The entire Morgan Keegan private client group team — which includes its leadership, the branch managers and the 1,000-plus advisors (who are all in the employee channel) — will be operated as a separate unit.

And, Dennis Zank, recently promoted to chief operating officer at Raymond James Financial, will manage the integration of Morgan Keegan into Raymond James.

As for the deal itself, it will deliver $1.18 billion in proceeds to Morgan Keegan's parent company, Regions Financial. The deal includes a $930 million stock purchase agreement with Raymond James. Morgan Keegan will also pay a $250 million dividend to Regions before the deal closes. Regions will also indemnify Raymond James for Morgan Keegan's litigation issues, which is estimated at $210 million.

Raymond James also plans to pay up to $215 million in retention payments in a combination of cash and restricted stock units to certain Morgan Keegan employees. Those retention funds are set to include Morgan Keegan's management and brokerage and capital markets employees. RJ's private client group will total 6,147 with the deal, up from 5,113. And, RJA's FA force will be increased by 60%. Finally, Raymond James's ranking will jump to the seventh largest brokerage by assets under management with an estimated $326 billion, up from $256 billion.

The Real Deal
Several recruiters and consultants gave the deal favorable marks.

"They're not playing in the same ballpark as the wirehouses, but it's a ball park that they want to be in. They've found their niche in small towns...in a way more like an Edward Jones," said Manhattan-based recruiter Rich Schwarzkopf.

"The merger will work," added Los Angeles-based recruiter Mickey Wasserman, "unless they woefully underpay on a retention package. Everybody's taking a wait and see attitude right now, and I believe that there's a bit of relief that a private equity firm did not come into play. I think that this is a good marriage."

"It is a great buy for Raymond James, albeit at a steep price," said Charles "Chip" Roame, managing partner of Tiburon Strategic Advisors, the Tiburon, Ca.-based research and consulting firm. "While Raymond James will absorb much of the Morgan Keegan managerial infrastructure, complicated organizational structures like this have a way of clearing themselves up a year later as some people retire, move to companies, etc."

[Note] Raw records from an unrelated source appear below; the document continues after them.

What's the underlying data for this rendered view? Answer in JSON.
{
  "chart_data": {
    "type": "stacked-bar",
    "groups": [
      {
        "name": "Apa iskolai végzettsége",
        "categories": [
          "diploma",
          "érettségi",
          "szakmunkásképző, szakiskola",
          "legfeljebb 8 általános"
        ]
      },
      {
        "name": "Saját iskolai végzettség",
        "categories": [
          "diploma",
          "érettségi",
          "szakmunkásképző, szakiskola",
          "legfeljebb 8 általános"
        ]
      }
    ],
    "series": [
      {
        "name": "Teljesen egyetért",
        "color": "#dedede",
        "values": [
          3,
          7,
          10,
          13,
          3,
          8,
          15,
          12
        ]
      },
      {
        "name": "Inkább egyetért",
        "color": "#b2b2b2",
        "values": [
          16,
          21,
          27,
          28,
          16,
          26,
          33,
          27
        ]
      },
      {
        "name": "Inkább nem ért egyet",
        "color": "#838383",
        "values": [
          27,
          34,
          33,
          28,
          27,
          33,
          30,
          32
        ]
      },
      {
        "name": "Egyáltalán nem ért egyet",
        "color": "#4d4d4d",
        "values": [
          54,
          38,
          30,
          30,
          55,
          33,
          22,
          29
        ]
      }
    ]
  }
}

In fact, even though the Morgan Keegan employees will come in as a separate unit, that leaves the rest of the Raymond James employee channel to Elwyn. In a statement following the deal's announcement, he said: "Morgan Keegan offers a strong private client business, one of the industry's top fixed income groups, and a significant equity capital markets division. While an addition of this size is a departure from our focus on organic growth supplemented by individual hires and small acquisitions, it is not a departure from our overall strategy. We have used strategic mergers to grow throughout our history when the timing and pricing are right and, most importantly, when there is a strong cultural fit and clear path for integration."